Please Kill Me - Chapter 60
“Please, don’t talk about such things.”
“You are too shy, that’s your problem. Yekaterina will love what you’ve prepared.”
The couple conversed like any affectionate, ordinary pair, then beckoned Yekaterina again.
“Come on, let’s go. Dmitri is also waiting for us.”
Whispers followed, telling her to go enjoy some delicious food and have a joyful birthday celebration.
Yekaterina moved towards them as if in a trance, each step bringing her closer to the Offenbach couple, their smiles growing more intense.
As they stretched their arms wide to embrace her, Yekaterina’s hand wielding the dagger swept through the air, striking down towards Sergei’s face.
“Ah!”
“Yekaterina!”
“What have you done?”
Despite Sergei’s blood-dripping shouts, Yekaterina remained calm, flicking off the dripping blood from her dagger and murmuring to herself.
“I’m tired of this sweet dream…”
* * *
Mental monsters create illusions that can be horrifically frightening or deceptively sweet.
Yekaterina wasn’t immune to fear; her dreams weren’t always bitter. When she first faced a mental monster, she cried uncontrollably and vomited. As she grew accustomed, she sometimes wished she could just die in that sweet illusion.
The terror of becoming accustomed to fear was not because the fear itself was too great; rather, the illusions were too tempting.
Knowing they were illusions, she still found herself reaching out.
Wishing to die within an illusion of the Offenbach who she loved and who loved her back, could that not be considered a good death? The very act of resisting the desire to succumb to mere illusion was, in truth, the most challenging aspect of hunting mental monsters for Yekaterina.
If the only family she had were the Offenbachs, maybe she would have accepted that illusory hand.
‘But I have two reasons to live.’
One, the Offenbach family she dearly loved, and two, the family she left behind in her younger days.
– Survive, Yekaterina.
Her sister’s voice would echo whenever she was about to succumb to the illusions.
Why is the voice of a sister, whose face she can’t even remember, so clear? When she heard her sister’s voice, Yekaterina stopped reaching for the illusion and picked up the blade she should have grabbed sooner.
In that way, Yekaterina preserved my life. Without anything left to live, yet her lungs were still healthy enough that she could not stop breathing. Her mind was so dull that she lived forgetting that dawn comes after the night.
When she closed her eyes, the night seemed eternal, but upon opening them, the dim light of dawn made it seem as though life was just a string of moments held together. Like a blind fool, fumbling around what was in front of her nose. But that’s all in the past now.
Yekaterina no longer dreams those sweet dreams. Longing for illusions that vanish upon touch only leaves one with a colder reality. It’s been a long time since she realized that there is no one in this world who cherishes her and it made her pillow wet with tears.
Yet, the reason Yekaterina approached Sergei and Ludmila was entirely to pinpoint the monster’s true form somewhere within the illusion. That was the only way out of the illusion.
“Ugh!”
As Sergei was stabbed, the surrounding scene began to distort. Ludmila disappeared, and suddenly, in front of her appeared a monster with a red gaping maw.
‘It’s a corporeal type.’
While mental monsters are often corporeal, Yekaterina had suspected as much. Judging by its size, it appeared to be a second-grade, thankfully without any physical alteration in its attack methods, it was relatively weak specimen for its grade.
The real problem was the large range this mental monster had chosen for hunting, showing that there might be more prey nearby.
‘As expected.’
She leaped to her feet and looked around, spotting a knight not too far away, slumped over. Whether he was unconscious or dead was unclear, but people were strewn about the ground. It was certain they had not yet escaped the monster’s illusion.
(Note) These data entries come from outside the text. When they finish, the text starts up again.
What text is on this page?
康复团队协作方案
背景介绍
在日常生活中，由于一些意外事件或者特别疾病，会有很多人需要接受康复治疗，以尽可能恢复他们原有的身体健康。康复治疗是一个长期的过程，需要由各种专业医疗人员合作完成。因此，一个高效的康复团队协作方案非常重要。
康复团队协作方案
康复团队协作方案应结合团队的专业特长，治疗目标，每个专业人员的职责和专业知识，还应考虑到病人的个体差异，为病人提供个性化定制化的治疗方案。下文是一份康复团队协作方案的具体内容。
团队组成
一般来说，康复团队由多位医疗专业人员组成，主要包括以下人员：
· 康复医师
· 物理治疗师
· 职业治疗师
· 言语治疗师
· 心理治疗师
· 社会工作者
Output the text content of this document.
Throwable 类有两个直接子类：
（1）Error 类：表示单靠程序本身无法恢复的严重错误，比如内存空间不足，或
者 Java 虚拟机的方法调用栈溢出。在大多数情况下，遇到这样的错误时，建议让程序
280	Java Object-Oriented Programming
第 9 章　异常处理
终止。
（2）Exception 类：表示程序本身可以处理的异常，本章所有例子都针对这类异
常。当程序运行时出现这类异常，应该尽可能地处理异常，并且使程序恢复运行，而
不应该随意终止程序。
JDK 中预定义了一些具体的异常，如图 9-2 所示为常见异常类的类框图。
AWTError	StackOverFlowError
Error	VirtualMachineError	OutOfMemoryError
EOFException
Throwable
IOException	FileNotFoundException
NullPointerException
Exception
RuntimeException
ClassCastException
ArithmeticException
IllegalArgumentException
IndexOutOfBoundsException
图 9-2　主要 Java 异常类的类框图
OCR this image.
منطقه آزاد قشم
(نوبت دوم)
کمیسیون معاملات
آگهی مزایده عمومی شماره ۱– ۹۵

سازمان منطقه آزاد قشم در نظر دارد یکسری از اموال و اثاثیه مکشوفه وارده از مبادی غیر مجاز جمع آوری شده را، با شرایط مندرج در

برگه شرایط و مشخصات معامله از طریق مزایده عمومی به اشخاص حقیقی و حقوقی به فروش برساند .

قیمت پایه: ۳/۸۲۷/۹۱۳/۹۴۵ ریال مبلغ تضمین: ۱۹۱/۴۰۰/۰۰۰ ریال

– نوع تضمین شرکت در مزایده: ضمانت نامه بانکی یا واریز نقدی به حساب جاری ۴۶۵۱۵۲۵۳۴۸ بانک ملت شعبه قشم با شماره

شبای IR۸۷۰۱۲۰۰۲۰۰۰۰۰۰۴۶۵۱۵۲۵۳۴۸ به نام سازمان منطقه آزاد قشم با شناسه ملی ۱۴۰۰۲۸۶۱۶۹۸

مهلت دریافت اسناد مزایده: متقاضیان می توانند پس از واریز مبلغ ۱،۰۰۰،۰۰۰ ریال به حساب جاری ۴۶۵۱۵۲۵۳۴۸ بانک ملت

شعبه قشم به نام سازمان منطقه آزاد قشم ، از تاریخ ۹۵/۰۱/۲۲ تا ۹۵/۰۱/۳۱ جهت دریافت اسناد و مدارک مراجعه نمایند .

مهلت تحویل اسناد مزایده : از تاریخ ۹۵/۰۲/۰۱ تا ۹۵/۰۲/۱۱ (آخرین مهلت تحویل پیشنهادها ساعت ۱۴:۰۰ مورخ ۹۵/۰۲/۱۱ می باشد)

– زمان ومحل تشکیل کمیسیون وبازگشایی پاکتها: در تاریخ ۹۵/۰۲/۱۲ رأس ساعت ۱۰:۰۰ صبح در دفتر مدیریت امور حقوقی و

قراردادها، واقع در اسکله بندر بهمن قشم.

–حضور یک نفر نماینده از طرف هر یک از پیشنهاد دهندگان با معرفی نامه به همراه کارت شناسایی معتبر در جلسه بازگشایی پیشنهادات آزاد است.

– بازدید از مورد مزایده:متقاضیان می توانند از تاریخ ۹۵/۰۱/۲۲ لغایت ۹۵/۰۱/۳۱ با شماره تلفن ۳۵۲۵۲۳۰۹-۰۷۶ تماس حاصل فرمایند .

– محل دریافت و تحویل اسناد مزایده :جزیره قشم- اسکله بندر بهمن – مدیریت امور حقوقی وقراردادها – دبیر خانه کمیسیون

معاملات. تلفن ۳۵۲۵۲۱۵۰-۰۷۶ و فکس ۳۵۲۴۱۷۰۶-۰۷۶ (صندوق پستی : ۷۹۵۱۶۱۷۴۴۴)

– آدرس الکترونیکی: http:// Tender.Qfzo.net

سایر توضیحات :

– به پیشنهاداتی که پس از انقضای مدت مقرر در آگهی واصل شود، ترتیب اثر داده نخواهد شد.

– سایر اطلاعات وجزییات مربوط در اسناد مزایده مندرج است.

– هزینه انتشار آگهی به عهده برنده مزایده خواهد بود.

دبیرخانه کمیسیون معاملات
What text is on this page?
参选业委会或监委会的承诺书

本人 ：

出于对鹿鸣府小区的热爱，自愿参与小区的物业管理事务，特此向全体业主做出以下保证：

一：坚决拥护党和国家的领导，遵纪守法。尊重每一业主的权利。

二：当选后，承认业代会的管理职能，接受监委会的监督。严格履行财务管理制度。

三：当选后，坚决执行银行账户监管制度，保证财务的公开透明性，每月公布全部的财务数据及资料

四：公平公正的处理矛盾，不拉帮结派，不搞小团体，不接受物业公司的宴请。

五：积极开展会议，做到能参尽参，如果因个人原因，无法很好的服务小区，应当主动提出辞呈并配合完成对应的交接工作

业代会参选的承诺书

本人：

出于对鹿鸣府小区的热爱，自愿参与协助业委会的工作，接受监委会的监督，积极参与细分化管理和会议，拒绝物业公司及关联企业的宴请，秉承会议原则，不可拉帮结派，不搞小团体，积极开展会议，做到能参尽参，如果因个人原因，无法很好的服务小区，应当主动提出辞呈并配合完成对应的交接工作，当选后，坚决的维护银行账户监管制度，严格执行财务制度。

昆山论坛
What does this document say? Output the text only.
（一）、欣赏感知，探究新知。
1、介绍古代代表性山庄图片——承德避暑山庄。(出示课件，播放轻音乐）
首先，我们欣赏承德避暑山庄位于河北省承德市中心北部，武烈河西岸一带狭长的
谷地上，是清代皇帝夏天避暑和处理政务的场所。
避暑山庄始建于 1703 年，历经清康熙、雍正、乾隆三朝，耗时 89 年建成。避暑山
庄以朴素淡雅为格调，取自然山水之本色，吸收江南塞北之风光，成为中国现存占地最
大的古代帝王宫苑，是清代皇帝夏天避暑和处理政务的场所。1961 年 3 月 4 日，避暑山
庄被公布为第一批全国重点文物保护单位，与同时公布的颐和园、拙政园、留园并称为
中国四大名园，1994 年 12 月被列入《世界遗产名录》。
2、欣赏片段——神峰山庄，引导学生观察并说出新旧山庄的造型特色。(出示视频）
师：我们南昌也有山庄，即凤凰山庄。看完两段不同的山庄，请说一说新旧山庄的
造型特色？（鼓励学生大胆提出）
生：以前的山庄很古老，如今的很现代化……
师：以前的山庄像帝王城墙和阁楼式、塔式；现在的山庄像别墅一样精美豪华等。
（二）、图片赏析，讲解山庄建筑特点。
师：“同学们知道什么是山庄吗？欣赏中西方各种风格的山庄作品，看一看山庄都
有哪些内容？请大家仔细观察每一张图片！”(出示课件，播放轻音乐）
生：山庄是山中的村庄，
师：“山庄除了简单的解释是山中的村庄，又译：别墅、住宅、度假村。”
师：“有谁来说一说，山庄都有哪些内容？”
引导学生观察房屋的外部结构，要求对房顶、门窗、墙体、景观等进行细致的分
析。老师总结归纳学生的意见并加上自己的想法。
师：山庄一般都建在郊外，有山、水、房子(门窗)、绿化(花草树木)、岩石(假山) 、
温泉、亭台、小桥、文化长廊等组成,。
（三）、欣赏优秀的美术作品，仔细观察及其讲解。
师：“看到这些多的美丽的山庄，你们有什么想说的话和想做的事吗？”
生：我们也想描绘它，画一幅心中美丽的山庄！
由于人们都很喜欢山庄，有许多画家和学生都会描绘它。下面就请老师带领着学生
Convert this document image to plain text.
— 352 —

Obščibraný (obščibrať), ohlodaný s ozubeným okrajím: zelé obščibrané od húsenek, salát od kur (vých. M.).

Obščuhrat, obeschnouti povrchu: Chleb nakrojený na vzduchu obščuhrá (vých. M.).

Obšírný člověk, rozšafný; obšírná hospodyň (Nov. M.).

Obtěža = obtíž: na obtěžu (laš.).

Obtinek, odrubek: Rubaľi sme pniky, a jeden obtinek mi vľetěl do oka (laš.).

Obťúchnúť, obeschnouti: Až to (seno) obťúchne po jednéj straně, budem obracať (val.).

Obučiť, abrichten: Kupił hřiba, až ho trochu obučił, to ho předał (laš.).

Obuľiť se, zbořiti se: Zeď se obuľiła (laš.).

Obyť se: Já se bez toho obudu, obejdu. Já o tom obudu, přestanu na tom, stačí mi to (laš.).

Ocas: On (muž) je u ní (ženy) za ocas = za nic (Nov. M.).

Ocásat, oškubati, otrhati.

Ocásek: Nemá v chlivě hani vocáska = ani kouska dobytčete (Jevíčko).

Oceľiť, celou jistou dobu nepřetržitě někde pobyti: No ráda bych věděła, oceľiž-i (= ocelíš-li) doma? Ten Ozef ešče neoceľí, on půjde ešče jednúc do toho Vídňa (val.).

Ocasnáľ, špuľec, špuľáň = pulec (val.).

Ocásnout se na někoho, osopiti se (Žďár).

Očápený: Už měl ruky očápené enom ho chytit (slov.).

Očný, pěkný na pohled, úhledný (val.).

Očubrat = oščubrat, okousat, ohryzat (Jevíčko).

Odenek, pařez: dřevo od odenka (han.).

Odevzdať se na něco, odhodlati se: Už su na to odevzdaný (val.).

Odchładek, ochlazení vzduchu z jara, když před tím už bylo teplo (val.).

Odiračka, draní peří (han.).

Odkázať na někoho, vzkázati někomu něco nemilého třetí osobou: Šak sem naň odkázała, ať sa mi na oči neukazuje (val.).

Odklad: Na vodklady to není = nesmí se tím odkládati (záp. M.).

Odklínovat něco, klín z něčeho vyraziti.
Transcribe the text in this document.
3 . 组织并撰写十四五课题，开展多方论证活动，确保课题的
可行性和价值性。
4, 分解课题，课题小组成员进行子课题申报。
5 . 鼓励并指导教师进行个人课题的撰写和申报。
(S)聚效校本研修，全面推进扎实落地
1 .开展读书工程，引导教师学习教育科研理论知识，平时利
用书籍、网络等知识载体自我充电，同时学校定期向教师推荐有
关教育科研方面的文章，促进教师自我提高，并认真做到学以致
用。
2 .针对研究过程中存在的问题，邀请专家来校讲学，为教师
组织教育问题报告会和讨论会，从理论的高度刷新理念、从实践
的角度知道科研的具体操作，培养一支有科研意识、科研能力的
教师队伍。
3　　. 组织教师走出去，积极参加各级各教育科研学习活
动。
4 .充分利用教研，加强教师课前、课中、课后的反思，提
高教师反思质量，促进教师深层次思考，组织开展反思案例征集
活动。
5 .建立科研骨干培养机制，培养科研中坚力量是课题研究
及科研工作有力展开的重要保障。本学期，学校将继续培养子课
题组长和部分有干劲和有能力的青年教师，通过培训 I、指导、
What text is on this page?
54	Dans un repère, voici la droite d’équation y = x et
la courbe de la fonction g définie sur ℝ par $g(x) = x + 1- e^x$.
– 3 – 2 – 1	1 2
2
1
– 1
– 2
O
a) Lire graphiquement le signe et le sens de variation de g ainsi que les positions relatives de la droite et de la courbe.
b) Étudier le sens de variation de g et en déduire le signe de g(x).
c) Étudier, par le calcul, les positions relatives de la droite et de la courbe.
If Yekaterina had awakened from the illusion even slightly later, they would have certainly be dead.
If there was any good news, it was perhaps that the figure of the slumped knight seemed familiar.
A knight with short chestnut hair.
‘Vasily Arkady.’
It seemed this place was where he died.
‘Am I lucky or not?’
Yekaterina sighed, flipping the dagger in her hand to adjust its orientation. There’s no time for distractions in battle.
With a high, piercing scream, the monster lunged at Yekaterina. The actions suggested it aimed to snatch her and swallow her whole. The monster’s body, resembling that of a leopard, swung its massive, stone-like front paw.
The force was enough that nearby trees shook, a direct hit would undoubtedly shatter bones.
However, its strength and size were inversely related to its speed.
‘That’s characteristic of mental monsters.’
Most mental monsters hunt by preying on their victims in a state of irrational panic induced by illusions, leading to their physical hunting skills being relatively inferior.
Hence, even a single swipe of its paw was dreadfully slow.